Search code examples
xpathweb-scrapinggoogle-sheetsgoogle-sheets-formula

Extract substring using importxml and substring-after


Using Google sheet 'ImportXML', I was able to extract the following data from a url(in cell A2) using:

=IMPORTXML(A2,"//a/@href[substring-after(., 'AGX:')]").

Data:

/vector/AGX:5WH
/vector/AGX:Z74
/vector/AGX:C52
/vector/AGX:A27
/vector/AGX:C6L

But, I want to extract the code after "/vector/AGX:". The code is not fixed to 3 letters and number of rows is not fixed as well.

I used =INDEX(SPLIT(AP2,"/,'vector',':'"),1,2). But it applied to only one line of data. Had to copy the index+split function to the whole column and had to insert an additional column to store the codes.

5WH
Z74
C52
A27
C6L

But, I want to be able to extract the code(s) after AGX: using ImportXML in one go. Is there a way?


Solution

  • Your issue is in how you are implementing the index formula. The first parameter returns the rows (in your case each element) and the second the column (in your case either AGX or the code after that).

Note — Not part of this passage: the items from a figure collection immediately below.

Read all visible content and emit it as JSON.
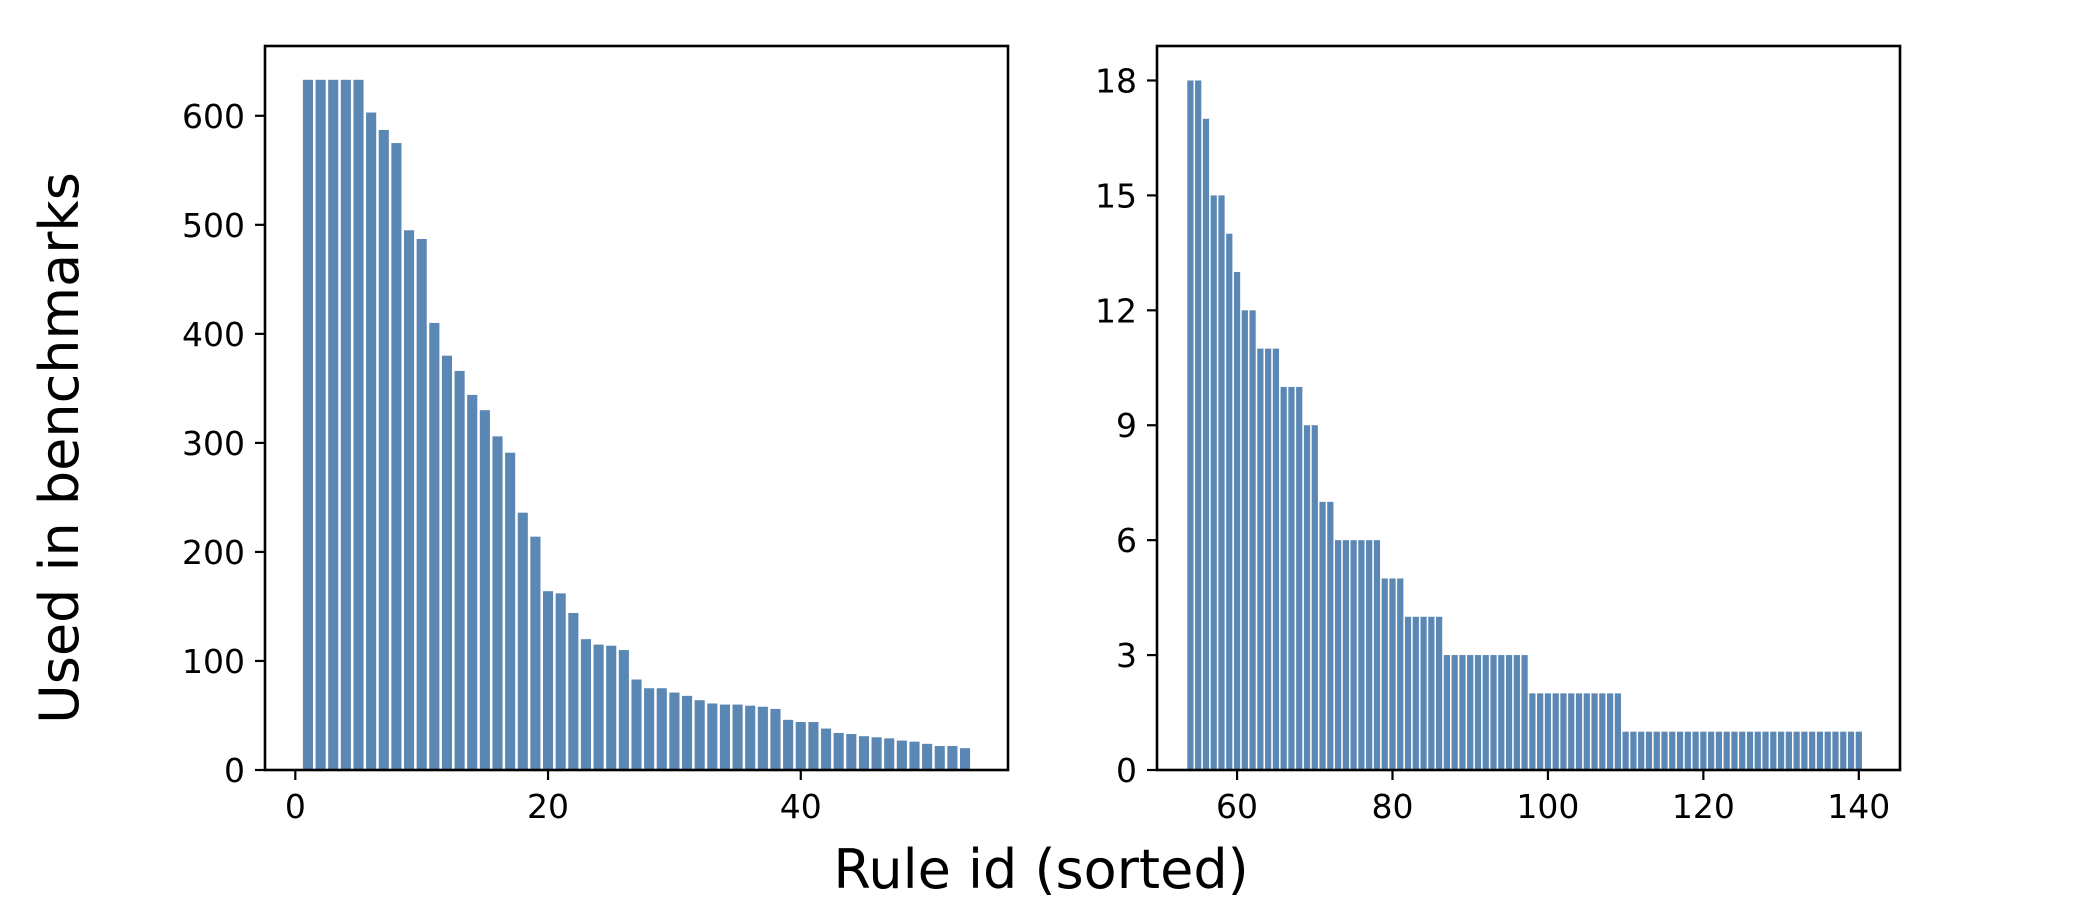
{
  "figure": {
    "ylabel": "Used in benchmarks",
    "xlabel": "Rule id (sorted)"
  },
  "chart_data": [
    {
      "type": "bar",
      "bar_color": "#5a87b4",
      "xlim": [
        -2.4,
        56.4
      ],
      "ylim": [
        0,
        664
      ],
      "xticks": [
        0,
        20,
        40
      ],
      "yticks": [
        0,
        100,
        200,
        300,
        400,
        500,
        600
      ],
      "x": [
        1,
        2,
        3,
        4,
        5,
        6,
        7,
        8,
        9,
        10,
        11,
        12,
        13,
        14,
        15,
        16,
        17,
        18,
        19,
        20,
        21,
        22,
        23,
        24,
        25,
        26,
        27,
        28,
        29,
        30,
        31,
        32,
        33,
        34,
        35,
        36,
        37,
        38,
        39,
        40,
        41,
        42,
        43,
        44,
        45,
        46,
        47,
        48,
        49,
        50,
        51,
        52,
        53
      ],
      "values": [
        633,
        633,
        633,
        633,
        633,
        603,
        587,
        575,
        495,
        487,
        410,
        380,
        366,
        344,
        330,
        306,
        291,
        236,
        214,
        164,
        162,
        144,
        120,
        115,
        114,
        110,
        83,
        75,
        75,
        71,
        68,
        64,
        61,
        60,
        60,
        59,
        58,
        56,
        46,
        44,
        44,
        38,
        34,
        33,
        31,
        30,
        29,
        27,
        26,
        24,
        22,
        22,
        20
      ]
    },
    {
      "type": "bar",
      "bar_color": "#5a87b4",
      "xlim": [
        49.7,
        145.3
      ],
      "ylim": [
        0,
        18.9
      ],
      "xticks": [
        60,
        80,
        100,
        120,
        140
      ],
      "yticks": [
        0,
        3,
        6,
        9,
        12,
        15,
        18
      ],
      "x": [
        54,
        55,
        56,
        57,
        58,
        59,
        60,
        61,
        62,
        63,
        64,
        65,
        66,
        67,
        68,
        69,
        70,
        71,
        72,
        73,
        74,
        75,
        76,
        77,
        78,
        79,
        80,
        81,
        82,
        83,
        84,
        85,
        86,
        87,
        88,
        89,
        90,
        91,
        92,
        93,
        94,
        95,
        96,
        97,
        98,
        99,
        100,
        101,
        102,
        103,
        104,
        105,
        106,
        107,
        108,
        109,
        110,
        111,
        112,
        113,
        114,
        115,
        116,
        117,
        118,
        119,
        120,
        121,
        122,
        123,
        124,
        125,
        126,
        127,
        128,
        129,
        130,
        131,
        132,
        133,
        134,
        135,
        136,
        137,
        138,
        139,
        140
      ],
      "values": [
        18,
        18,
        17,
        15,
        15,
        14,
        13,
        12,
        12,
        11,
        11,
        11,
        10,
        10,
        10,
        9,
        9,
        7,
        7,
        6,
        6,
        6,
        6,
        6,
        6,
        5,
        5,
        5,
        4,
        4,
        4,
        4,
        4,
        3,
        3,
        3,
        3,
        3,
        3,
        3,
        3,
        3,
        3,
        3,
        2,
        2,
        2,
        2,
        2,
        2,
        2,
        2,
        2,
        2,
        2,
        2,
        1,
        1,
        1,
        1,
        1,
        1,
        1,
        1,
        1,
        1,
        1,
        1,
        1,
        1,
        1,
        1,
        1,
        1,
        1,
        1,
        1,
        1,
        1,
        1,
        1,
        1,
        1,
        1,
        1,
        1,
        1
      ]
    }
  ]
}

    If instead of getting a single cell we apply this formula on a range and we do not set any value for the row, the formula will return all the values achieving what you were aiming for. Here is its implementation (where F1:F5 will be the range of values you want this formula to be applied) :

    =INDEX(SPLIT(F1:F5,"/,'vector',':'"),,2)
    

    If you are interested in a solution simply using IMPORTXML and XPATH, according to the documentation you could use a substring as follows:

    =IMPORTXML(A1,"//a/@href[substring-after(.,'SGX:')]")
    

    The drawback of this is that it will return the full string and not exclusively what is after the SGX: which means that you would need to use a Google sheet formula to splitting this. This is the furthest I have achieved exclusively using XPath. In XML it would be easier to apply a forEach and really select what is after the : but I believe in sheets is more complicated if not impossible just using XPath.